I am here very skeptical about the design of my application.....
Here is the Diagram for My application
is this right ?? ot i need to change something...
I'll Elaborate the Diagram.... :
Common Library : It Contains classes ErrorCodes,Utility Classes etc
Logger : Logging Framework
Exception Handling : Framework for handling exceptions
View: Contains : All the Different XAML for Views like UserControls,Windows,Popups
ViewModel : Contains ViewModels for the Differents Views.
Model : Contains holds the Different layers like ... Business Layer, Data Access layer etc
Entity layer : Contains the Entity Objects like Employee, Company etc...
File box : Its specify Reading/Writing from a file/ Database ....
Its hard to tell what you're trying to do with your question, but in my opinion MVVM layers should look like this:
Model: Raw data and raw-data validation. Maybe an INotifyPropertyChanged
as well, but nothing else
ViewModel: Business Logic, data access, advanced validation based on business rules, etc
Views: Pretty UI layer that allows users to interact with the ViewModels. Nothing else.
For example, a Model might have a File
property, but it should not be responsible for showing the file dialog, saving the file to the database, or verifying that the file has a .pdf extension. That sort of stuff is the ViewModel's job.
Edit
I see the update you made to your question. It's an OK start, but here's the issues I have with it:
Your models should be raw data objects. They should not contain anything more advanced than something like validating the length of a property.

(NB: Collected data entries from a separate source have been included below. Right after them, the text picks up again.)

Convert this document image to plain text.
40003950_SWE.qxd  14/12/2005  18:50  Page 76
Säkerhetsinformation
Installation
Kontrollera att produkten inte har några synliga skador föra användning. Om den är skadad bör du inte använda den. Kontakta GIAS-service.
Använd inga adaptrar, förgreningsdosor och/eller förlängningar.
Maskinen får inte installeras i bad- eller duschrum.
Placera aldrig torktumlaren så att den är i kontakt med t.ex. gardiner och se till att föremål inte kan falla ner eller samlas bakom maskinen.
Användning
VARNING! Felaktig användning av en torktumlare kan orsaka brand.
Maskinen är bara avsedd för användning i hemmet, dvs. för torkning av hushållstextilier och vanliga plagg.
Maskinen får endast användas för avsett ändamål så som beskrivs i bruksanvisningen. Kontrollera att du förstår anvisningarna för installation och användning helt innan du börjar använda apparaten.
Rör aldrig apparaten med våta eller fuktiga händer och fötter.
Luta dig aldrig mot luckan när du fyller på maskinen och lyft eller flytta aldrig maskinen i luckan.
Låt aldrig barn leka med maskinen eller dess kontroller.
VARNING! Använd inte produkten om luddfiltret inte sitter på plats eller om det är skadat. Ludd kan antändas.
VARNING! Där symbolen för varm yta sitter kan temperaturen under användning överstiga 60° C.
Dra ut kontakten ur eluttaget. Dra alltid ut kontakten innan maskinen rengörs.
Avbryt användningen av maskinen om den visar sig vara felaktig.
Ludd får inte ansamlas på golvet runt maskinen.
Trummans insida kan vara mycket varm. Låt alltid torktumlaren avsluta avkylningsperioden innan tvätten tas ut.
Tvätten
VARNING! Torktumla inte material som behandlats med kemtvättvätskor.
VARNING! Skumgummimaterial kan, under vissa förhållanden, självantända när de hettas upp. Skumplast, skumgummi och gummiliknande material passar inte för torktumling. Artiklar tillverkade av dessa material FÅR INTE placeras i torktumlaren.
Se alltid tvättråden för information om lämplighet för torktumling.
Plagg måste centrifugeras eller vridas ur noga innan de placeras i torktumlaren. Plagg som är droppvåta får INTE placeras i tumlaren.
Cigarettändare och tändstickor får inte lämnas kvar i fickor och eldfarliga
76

I honestly would not recommend separating the Views, Models, and ViewModels into 3 separate layers. I did that once and it turned out to be a maintenance nightmare. Now I put all related objects together. For example I'd put FileModel
, FileViewModel
, and FileView
together, and SearchModel
,SearchViewModel
, and SearchView
together
I would create a Data Access Layer which would be responsible for doing all read/writing data to/from the database (I suppose this could be your "Entity Layer").
For small projects, I tend to use my Entity Objects as my Models, so the Models become part of my DAL layer, although I know this is not recommended.
Don't forget, with MVVM your ViewModels are your application, not your Views. The View should reflect what's in the ViewModel, and not vice versa.